Worried about anti-Semitism in Japan, the Los Angeles-based Simon Wiesenthal Center looked for years for a Japanese sponsor of its traveling exhibit on the Holocaust. It recently found one in Soka University in Japan, which underwrote the $150,000 cost of bringing the exhibit to Tokyo City Hall in May, said Rabbi Abraham Cooper, associate dean of the center.
“Even the best American institutions find it hard to ignore the blandishments that Soka can offer,” said Edmiston, of the mountains conservancy. “That means that our task is all the more difficult.”
But Ourvan insists that the programs have nothing to do with Soka’s legal and political battles.
“We would do all this even if we weren’t trying to defend ourselves against the conservancy,” Ourvan said. “These programs will continue when the fight is over.”
Regardless of Soka’s motives, the school’s investment appears to be paying off in some quarters.
Although Soka has not formally asked groups to endorse its expansion plans, one private, nonprofit group that saved more than $14,000 by using the campus for free weekend retreats has become a staunch supporter.
“After they’ve been so generous, yes, we would testify for their expansion before the Board of Supervisors,” said Paula Crisostomos, a spokeswoman for the Educational Issues Coordinating Committee, a Los Angeles-based group that has taken about 75 poor children up to the campus twice in the past two years. “They’re a valuable community resource.”
Even so, not all recipients of Soka’s generosity are stepping up to support the school’s expansion plans.
Earlier this year, the school treated 70 clients of Educare Foundation, another private, nonprofit group that helps disadvantaged children, to a free weekend retreat at the campus.

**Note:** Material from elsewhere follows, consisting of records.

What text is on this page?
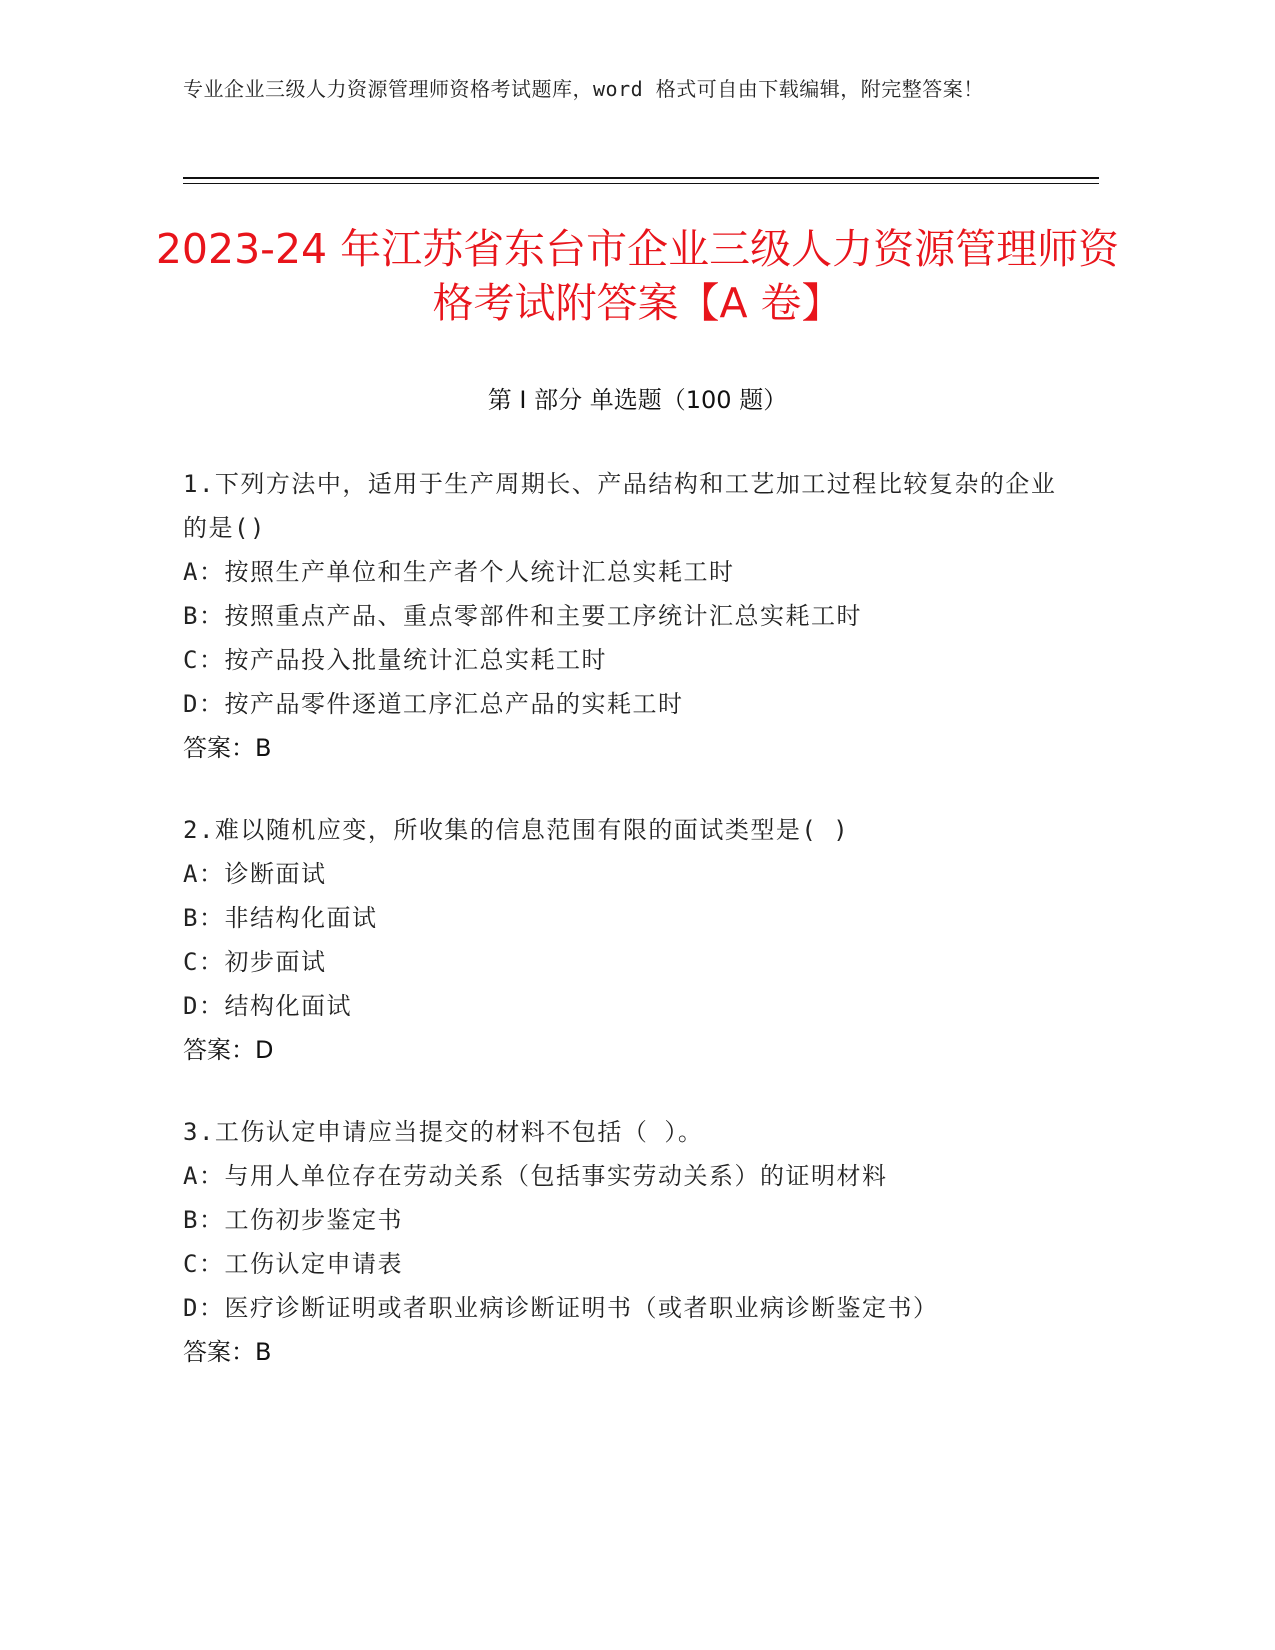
专业企业三级人力资源管理师资格考试题库，word 格式可自由下载编辑，附完整答案！
2023-24 年江苏省东台市企业三级人力资源管理师资格考试附答案【A 卷】
第 I 部分 单选题（100 题）

1.下列方法中，适用于生产周期长、产品结构和工艺加工过程比较复杂的企业的是()

A：按照生产单位和生产者个人统计汇总实耗工时

B：按照重点产品、重点零部件和主要工序统计汇总实耗工时

C：按产品投入批量统计汇总实耗工时

D：按产品零件逐道工序汇总产品的实耗工时

答案：B

2.难以随机应变，所收集的信息范围有限的面试类型是( )

A：诊断面试

B：非结构化面试

C：初步面试

D：结构化面试

答案：D

3.工伤认定申请应当提交的材料不包括（ ）。

A：与用人单位存在劳动关系（包括事实劳动关系）的证明材料

B：工伤初步鉴定书

C：工伤认定申请表

D：医疗诊断证明或者职业病诊断证明书（或者职业病诊断鉴定书）

答案：B
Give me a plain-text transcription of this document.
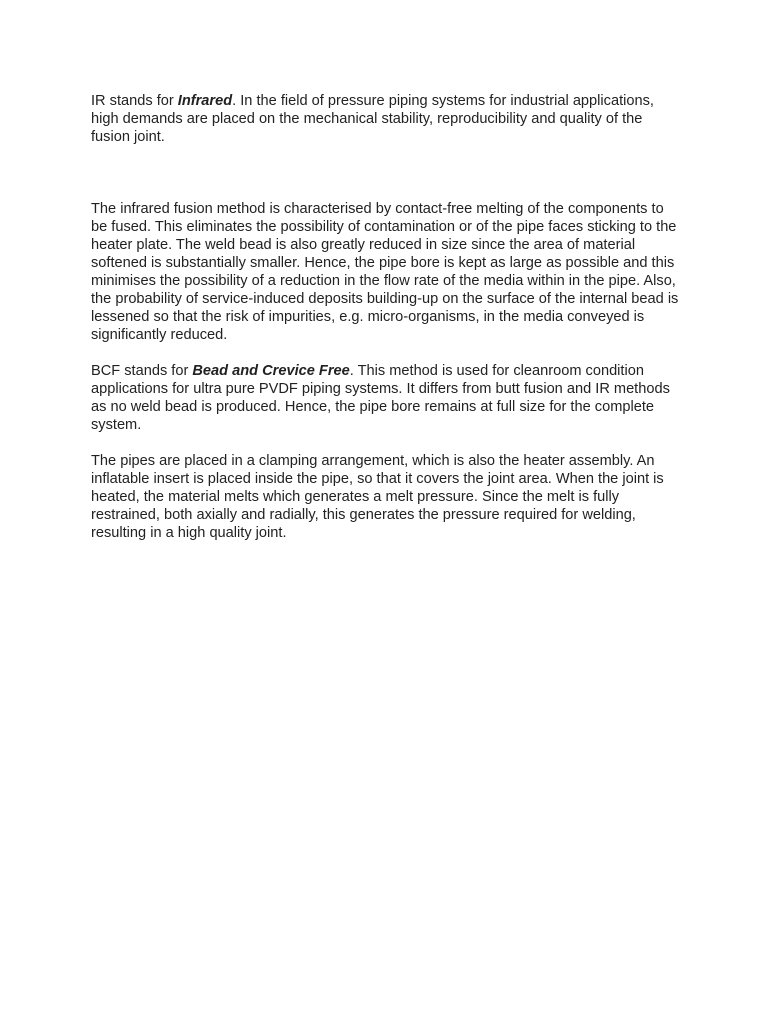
IR stands for Infrared. In the field of pressure piping systems for industrial applications, high demands are placed on the mechanical stability, reproducibility and quality of the fusion joint.

The infrared fusion method is characterised by contact-free melting of the components to be fused. This eliminates the possibility of contamination or of the pipe faces sticking to the heater plate. The weld bead is also greatly reduced in size since the area of material softened is substantially smaller. Hence, the pipe bore is kept as large as possible and this minimises the possibility of a reduction in the flow rate of the media within in the pipe. Also, the probability of service-induced deposits building-up on the surface of the internal bead is lessened so that the risk of impurities, e.g. micro-organisms, in the media conveyed is significantly reduced.

BCF stands for Bead and Crevice Free. This method is used for cleanroom condition applications for ultra pure PVDF piping systems. It differs from butt fusion and IR methods as no weld bead is produced. Hence, the pipe bore remains at full size for the complete system.

The pipes are placed in a clamping arrangement, which is also the heater assembly. An inflatable insert is placed inside the pipe, so that it covers the joint area. When the joint is heated, the material melts which generates a melt pressure. Since the melt is fully restrained, both axially and radially, this generates the pressure required for welding, resulting in a high quality joint.
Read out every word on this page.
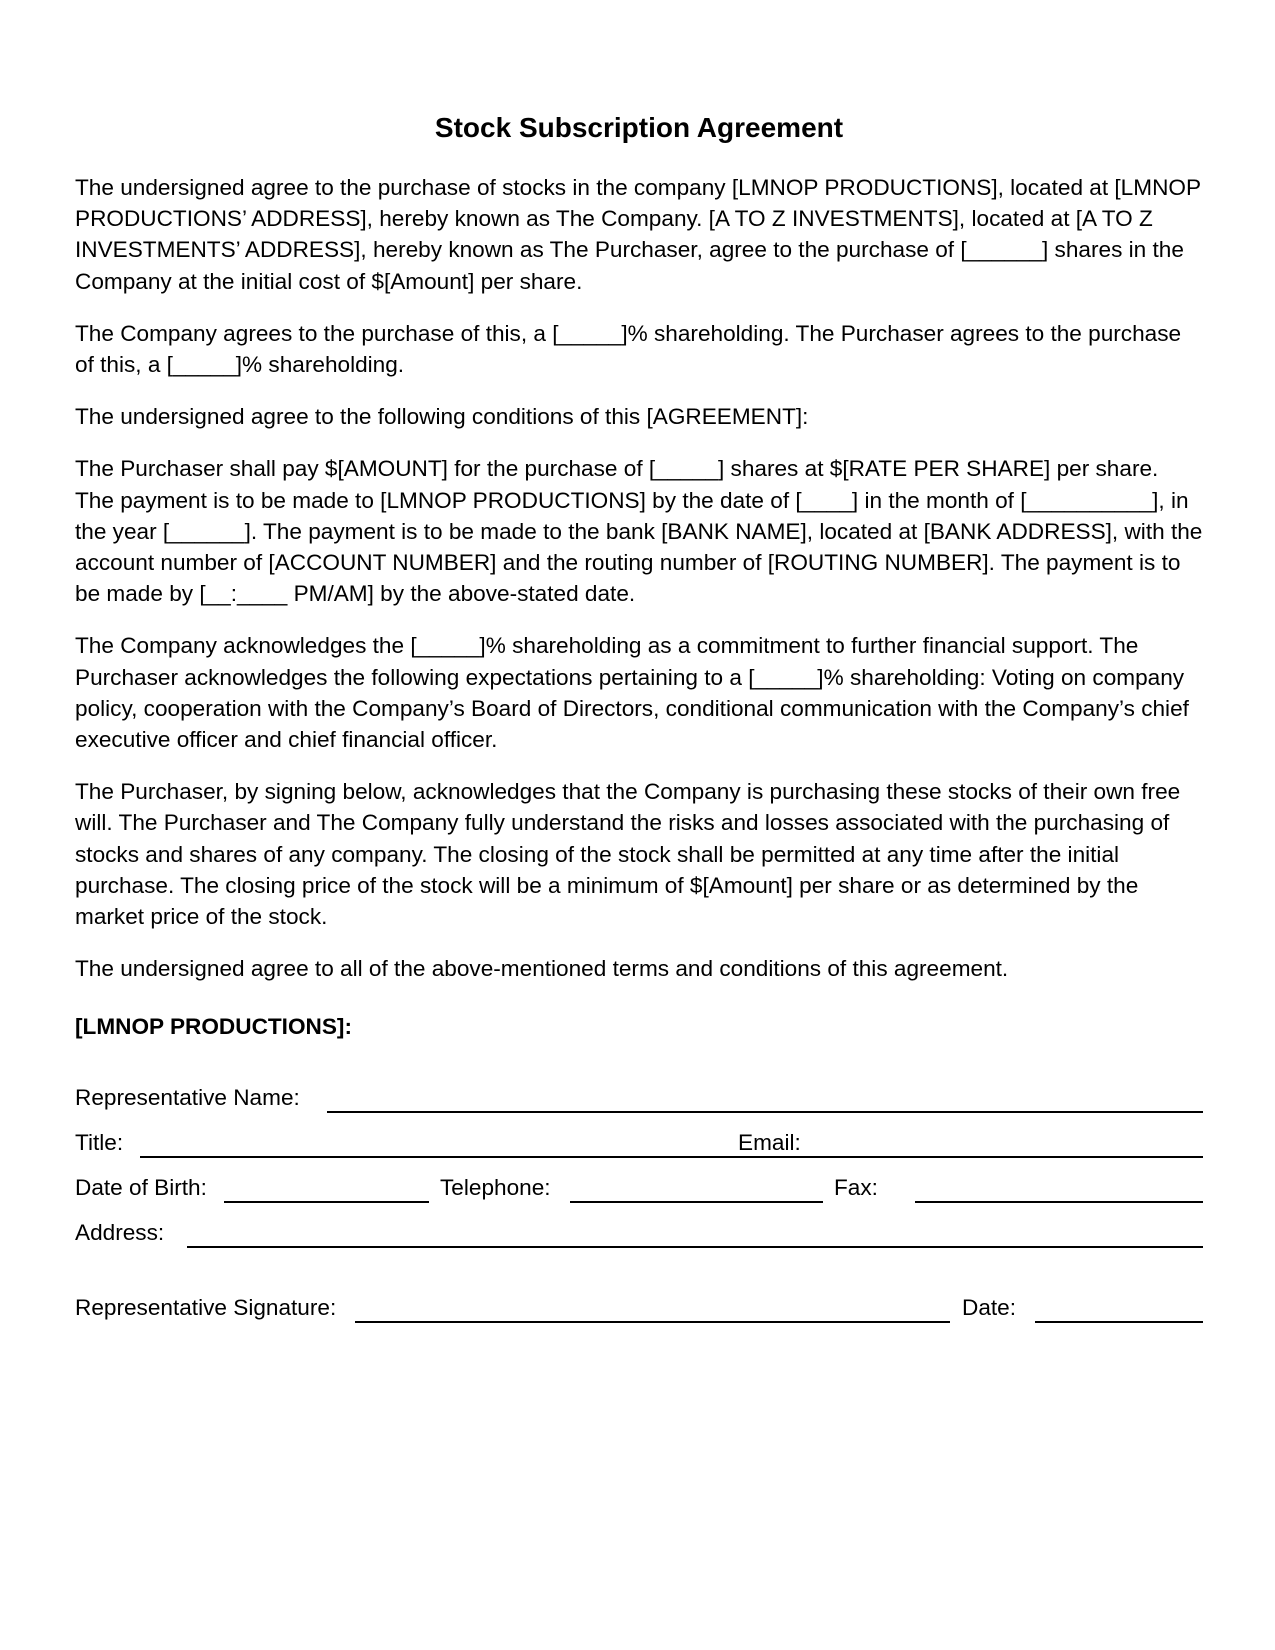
Stock Subscription Agreement

The undersigned agree to the purchase of stocks in the company [LMNOP PRODUCTIONS], located at [LMNOP PRODUCTIONS’ ADDRESS], hereby known as The Company. [A TO Z INVESTMENTS], located at [A TO Z INVESTMENTS’ ADDRESS], hereby known as The Purchaser, agree to the purchase of [______] shares in the Company at the initial cost of $[Amount] per share.

The Company agrees to the purchase of this, a [_____]% shareholding. The Purchaser agrees to the purchase of this, a [_____]% shareholding.

The undersigned agree to the following conditions of this [AGREEMENT]:

The Purchaser shall pay $[AMOUNT] for the purchase of [_____] shares at $[RATE PER SHARE] per share. The payment is to be made to [LMNOP PRODUCTIONS] by the date of [____] in the month of [__________], in the year [______]. The payment is to be made to the bank [BANK NAME], located at [BANK ADDRESS], with the account number of [ACCOUNT NUMBER] and the routing number of [ROUTING NUMBER]. The payment is to be made by [__:____ PM/AM] by the above-stated date.

The Company acknowledges the [_____]% shareholding as a commitment to further financial support. The Purchaser acknowledges the following expectations pertaining to a [_____]% shareholding: Voting on company policy, cooperation with the Company’s Board of Directors, conditional communication with the Company’s chief executive officer and chief financial officer.

The Purchaser, by signing below, acknowledges that the Company is purchasing these stocks of their own free will. The Purchaser and The Company fully understand the risks and losses associated with the purchasing of stocks and shares of any company. The closing of the stock shall be permitted at any time after the initial purchase. The closing price of the stock will be a minimum of $[Amount] per share or as determined by the market price of the stock.

The undersigned agree to all of the above-mentioned terms and conditions of this agreement.

[LMNOP PRODUCTIONS]:
Representative Name:
Title:	Email:
Date of Birth:	Telephone:	Fax:
Address:
Representative Signature:	Date:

“They even cooked us meals,” said Stu Semigran, vice president of the Calabasas-based group.
But the group is not taking sides.
“We have a lot of respect for what the conservancy does too,” Semigran said.
Soka has also donated about $10,000 worth of computer equipment to the nearby Las Virgenes Unified School District. Grateful as school administrators are, the gifts will not affect the district when it comes time to take a position on the possible traffic impact and other effects of Soka’s expansion, said Leo Lowe, an assistant superintendent.
“They can’t expect it as a trade down the line,” Lowe said. “We’ll just consider the direct impact on our 13 schools.”